An excerpt from The Art of Software Testing by Glenford J. Myers:
If an input condition specifies a range of values, write test cases for the ends of the range, and invalid-input test cases for situations just beyond the ends.
If an input condition specifies a number of values, write test cases for the minimum and maximum number of values and one beneath and beyond these values.
Use guideline 1 for each output condition.
Use guideline 2 for each output condition.
If the input or output of a program is an ordered set focus attention on the first and last elements of the set.
In addition, use your ingenuity to search for other boundary conditions
(I've only pasted the bare minimum for copyright reasons.)
Points 3. and 4. above are very important. People tend to forget boundary conditions for the outputs. 5. is OK. 6. really doesn't help :-)
Short exam
This is more difficult than it looks. Myers offers this test:
The program reads three integer values from an input dialog. The three values represent the lengths of the sides of a triangle. The program displays a message that states whether the triangle is scalene, isosceles, or equilateral.
Remember that a scalene triangle is one where no two sides are equal, whereas an isosceles triangle has two equal sides, and an equilateral triangle has three sides of equal length. Moreover, the angles opposite the equal sides in an isosceles triangle also are equal (it also follows that the sides opposite equal angles in a triangle are equal), and all angles in an equilateral triangle are equal.
Write your test cases. How many do you have? Myers asks 14 questions about your test set and reports that highly qualified professional programmes average 7.8 out of a possible 14.
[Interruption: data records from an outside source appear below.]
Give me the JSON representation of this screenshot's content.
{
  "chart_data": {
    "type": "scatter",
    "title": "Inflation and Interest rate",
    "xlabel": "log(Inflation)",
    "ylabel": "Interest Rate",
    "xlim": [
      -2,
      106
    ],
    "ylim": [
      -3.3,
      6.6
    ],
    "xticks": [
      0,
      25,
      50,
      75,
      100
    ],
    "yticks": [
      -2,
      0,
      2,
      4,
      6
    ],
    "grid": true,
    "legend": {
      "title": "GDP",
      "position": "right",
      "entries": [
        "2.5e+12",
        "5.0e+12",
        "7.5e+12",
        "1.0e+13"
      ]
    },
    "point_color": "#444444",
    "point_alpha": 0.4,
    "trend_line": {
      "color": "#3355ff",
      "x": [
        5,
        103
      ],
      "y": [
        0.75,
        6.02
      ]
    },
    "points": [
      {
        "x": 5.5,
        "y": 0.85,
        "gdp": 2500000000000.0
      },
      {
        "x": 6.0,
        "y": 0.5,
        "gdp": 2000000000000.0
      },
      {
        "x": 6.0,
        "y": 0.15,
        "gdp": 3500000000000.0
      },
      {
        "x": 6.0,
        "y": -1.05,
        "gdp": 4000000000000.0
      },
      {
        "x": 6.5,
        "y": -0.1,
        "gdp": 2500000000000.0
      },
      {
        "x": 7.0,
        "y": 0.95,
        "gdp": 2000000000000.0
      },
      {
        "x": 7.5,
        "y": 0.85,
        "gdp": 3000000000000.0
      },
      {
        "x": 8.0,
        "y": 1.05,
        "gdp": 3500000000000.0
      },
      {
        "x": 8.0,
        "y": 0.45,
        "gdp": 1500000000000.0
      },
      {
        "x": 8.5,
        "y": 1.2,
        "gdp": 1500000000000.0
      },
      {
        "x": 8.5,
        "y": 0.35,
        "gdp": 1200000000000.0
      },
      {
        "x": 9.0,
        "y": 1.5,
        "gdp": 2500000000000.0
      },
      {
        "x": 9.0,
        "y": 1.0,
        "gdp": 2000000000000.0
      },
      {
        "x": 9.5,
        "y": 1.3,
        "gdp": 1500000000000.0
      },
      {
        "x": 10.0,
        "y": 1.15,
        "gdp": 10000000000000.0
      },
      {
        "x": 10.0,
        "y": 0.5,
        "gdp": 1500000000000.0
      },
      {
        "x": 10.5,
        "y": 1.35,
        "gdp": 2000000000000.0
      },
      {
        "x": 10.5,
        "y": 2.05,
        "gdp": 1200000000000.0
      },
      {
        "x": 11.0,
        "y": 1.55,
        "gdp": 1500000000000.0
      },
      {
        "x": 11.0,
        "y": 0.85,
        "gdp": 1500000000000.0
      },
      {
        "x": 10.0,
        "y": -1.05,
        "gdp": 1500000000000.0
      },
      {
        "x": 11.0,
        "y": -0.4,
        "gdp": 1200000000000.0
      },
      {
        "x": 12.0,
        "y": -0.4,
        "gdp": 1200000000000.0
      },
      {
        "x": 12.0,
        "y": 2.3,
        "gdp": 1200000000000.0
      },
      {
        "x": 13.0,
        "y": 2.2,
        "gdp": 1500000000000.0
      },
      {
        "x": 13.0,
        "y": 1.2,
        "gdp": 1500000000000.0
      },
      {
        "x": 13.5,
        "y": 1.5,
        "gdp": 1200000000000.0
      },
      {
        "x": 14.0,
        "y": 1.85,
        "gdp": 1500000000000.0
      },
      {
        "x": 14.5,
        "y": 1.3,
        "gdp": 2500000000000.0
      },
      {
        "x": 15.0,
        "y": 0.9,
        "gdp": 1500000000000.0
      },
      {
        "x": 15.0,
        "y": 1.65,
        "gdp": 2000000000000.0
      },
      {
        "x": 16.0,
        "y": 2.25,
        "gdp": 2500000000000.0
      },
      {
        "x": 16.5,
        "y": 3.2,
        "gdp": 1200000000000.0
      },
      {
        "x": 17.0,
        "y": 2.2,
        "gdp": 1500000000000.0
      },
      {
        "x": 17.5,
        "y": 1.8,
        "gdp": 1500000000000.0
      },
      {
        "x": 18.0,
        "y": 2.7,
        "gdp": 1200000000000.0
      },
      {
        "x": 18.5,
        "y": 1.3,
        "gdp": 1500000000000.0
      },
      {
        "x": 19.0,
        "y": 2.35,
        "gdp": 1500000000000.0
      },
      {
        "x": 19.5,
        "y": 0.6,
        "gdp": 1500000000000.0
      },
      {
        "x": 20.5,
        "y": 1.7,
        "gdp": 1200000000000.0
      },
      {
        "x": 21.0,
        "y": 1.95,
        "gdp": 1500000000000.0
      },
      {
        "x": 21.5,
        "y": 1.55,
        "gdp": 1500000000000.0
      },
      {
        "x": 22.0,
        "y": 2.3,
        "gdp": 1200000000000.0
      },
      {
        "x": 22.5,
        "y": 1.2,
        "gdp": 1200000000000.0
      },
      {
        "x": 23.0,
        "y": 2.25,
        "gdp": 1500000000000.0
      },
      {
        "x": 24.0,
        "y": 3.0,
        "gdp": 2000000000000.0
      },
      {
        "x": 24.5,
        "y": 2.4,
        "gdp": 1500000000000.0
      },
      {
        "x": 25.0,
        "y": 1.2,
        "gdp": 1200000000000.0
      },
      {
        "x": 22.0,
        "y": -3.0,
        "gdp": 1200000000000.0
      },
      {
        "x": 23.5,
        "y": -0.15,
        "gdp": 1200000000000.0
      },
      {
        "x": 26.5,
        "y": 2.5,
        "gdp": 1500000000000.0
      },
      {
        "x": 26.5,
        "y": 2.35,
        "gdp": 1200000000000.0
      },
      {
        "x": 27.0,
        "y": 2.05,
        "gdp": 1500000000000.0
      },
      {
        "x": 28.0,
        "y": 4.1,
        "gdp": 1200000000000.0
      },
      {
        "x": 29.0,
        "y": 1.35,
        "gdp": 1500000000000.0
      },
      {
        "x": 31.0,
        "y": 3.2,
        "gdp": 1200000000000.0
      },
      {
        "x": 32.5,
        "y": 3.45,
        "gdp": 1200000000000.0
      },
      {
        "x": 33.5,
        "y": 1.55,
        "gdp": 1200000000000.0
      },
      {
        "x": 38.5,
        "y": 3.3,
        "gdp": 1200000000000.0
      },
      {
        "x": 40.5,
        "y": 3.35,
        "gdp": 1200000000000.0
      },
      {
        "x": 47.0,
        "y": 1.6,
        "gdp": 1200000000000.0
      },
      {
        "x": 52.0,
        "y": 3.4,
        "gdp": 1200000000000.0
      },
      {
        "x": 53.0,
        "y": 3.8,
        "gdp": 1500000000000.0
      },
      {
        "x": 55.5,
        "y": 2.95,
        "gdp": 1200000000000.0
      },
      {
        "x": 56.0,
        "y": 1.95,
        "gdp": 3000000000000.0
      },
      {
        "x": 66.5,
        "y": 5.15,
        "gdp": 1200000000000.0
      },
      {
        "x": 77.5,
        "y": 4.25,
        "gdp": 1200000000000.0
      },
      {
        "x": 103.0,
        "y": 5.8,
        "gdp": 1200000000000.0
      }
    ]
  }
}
From a practical standpoint, I create a list of tests that I believe must pass prior to acceptance. I test these and automate where possible. Based on how much time I've estimated for the task or how much time I've been given, I extend my test coverage to include items that should pass prior to acceptance. Of course, the line between must and should is subjective. After that, I update automated tests as bugs are discovered.
#Keith
I think you nailed it, code coverage is important to look at if you want to see how "done" you are, but I think 100% is a bit unrealistic a goal. Striving for 75-90% will give you pretty good coverage without going overboard... don't test for the pure sake of hitting 100%, because at that point you are just wasting your time.
A good code coverage tool really helps.
100% coverage doesn't mean that it definitely is adequately tested, but it's a good indicator.
For .Net NCover's quite good, but is no longer open source.
#Mike Stone -
Yeah, perhaps that should have been "high coverage" - we aim for 80% minimum, past about 95% it's usually diminishing returns, especially if you have belt 'n' braces code.